The goal of this project is to find out whether great screenplays share measurable structural and narrative patterns. To do that, we built a dataset of eleven critically acclaimed screenplays spanning 1952 to 2025 — Ikiru, Thelma & Louise, Boogie Nights, Eyes Wide Shut, Moonlight, Get Out, Parasite, Portrait of a Lady on Fire, Aftersun, Sentimental Value, and Sinners. The selection covers six countries, seven decades, solo and co-written scripts, and both original and adapted source material.
The project works across three datasets that will be built, cleaned, and joined in R. Findings will be visualized in ggplot2 and Tableau, and the final report will be published to RPubs as a Quarto document.
The first dataset was built manually. For each of the eleven films we
recorded the title, writer(s), year, genre, runtime, page count, Rotten
Tomatoes score, major awards won, and whether the screenplay is original
or adapted. The data was created in two formats — an HTML table and a
JSON file — both written by hand. In R, we’ll load both formats using
rvest and jsonlite, confirm they produce
identical data frames, and use the metadata to set up comparisons that
run through the rest of the project.
The second dataset comes from parsing the screenplay PDFs directly in
R using pdftools and stringr. Because
screenplays follow consistent formatting conventions — scene headings in
all caps, character names centered above dialogue — we can extract
quantitative features automatically: scene count, scene density,
dialogue ratio, action line ratio, unique character count, and unique
location count. Four of the eleven screenplays had OCR or formatting
issues that made automated scene counting unreliable, so those will be
noted as NA and excluded from scene-specific comparisons.
The third dataset was coded by hand.

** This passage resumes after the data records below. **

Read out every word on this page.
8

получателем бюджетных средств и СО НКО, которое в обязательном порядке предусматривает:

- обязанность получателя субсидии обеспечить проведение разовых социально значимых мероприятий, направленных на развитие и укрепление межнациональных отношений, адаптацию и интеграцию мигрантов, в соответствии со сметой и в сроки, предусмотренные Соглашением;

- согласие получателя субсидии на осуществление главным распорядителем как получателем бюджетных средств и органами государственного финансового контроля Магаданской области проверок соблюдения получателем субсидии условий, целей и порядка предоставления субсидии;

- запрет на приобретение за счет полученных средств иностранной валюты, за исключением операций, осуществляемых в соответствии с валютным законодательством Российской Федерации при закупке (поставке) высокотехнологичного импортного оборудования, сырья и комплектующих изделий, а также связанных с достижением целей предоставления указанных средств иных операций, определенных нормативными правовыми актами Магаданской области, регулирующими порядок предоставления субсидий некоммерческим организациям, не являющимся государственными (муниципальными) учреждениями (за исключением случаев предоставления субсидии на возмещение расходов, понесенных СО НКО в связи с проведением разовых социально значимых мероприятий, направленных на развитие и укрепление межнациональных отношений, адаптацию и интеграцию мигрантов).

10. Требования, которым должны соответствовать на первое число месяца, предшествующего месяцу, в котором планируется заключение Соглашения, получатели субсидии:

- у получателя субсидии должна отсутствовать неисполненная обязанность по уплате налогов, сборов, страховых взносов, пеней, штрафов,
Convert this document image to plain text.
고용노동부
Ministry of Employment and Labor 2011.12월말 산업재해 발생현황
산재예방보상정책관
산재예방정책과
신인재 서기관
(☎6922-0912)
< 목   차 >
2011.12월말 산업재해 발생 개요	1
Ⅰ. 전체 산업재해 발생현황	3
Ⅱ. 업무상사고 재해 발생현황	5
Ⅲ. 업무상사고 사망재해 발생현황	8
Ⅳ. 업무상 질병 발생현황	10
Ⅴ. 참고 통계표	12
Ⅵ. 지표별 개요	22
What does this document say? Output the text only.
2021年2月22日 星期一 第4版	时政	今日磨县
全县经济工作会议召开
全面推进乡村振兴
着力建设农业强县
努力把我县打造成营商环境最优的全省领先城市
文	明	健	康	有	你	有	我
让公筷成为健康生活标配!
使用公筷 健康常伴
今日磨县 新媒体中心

Each screenplay was read and annotated for six structural moments: the inciting incident, Act 1 climax, midpoint, Act 2 climax, climax, and resolution. All beat positions are recorded as page numbers and will be converted to percentages of total screenplay length in R so that films of different lengths can be compared on the same scale. Some beats — particularly in more experimental films like Aftersun and Ikiru — are inherently interpretive, and those judgment calls are documented in the dataset’s notes column.
The biggest technical challenge is PDF inconsistency — screenplay files from different sources use different formatting, which affects how reliably we can extract scene and dialogue counts. We’ll validate automated extractions against manual spot-checks and flag anything that looks off.
On the analytical side, the dataset is small at eleven films, so any patterns we find are exploratory rather than statistically conclusive. We’ll frame the findings accordingly. There’s also a cultural comparability issue: Ikiru was written in a Japanese screenplay tradition that doesn’t map cleanly onto Hollywood three-act structure, and that limitation will be noted wherever it affects the analysis.
Finally, manual beat coding is subjective by nature. Reasonable people could disagree on where exactly the inciting incident falls in Aftersun or what counts as the midpoint in Moonlight’s triptych structure. Those calls are documented and open to discussion.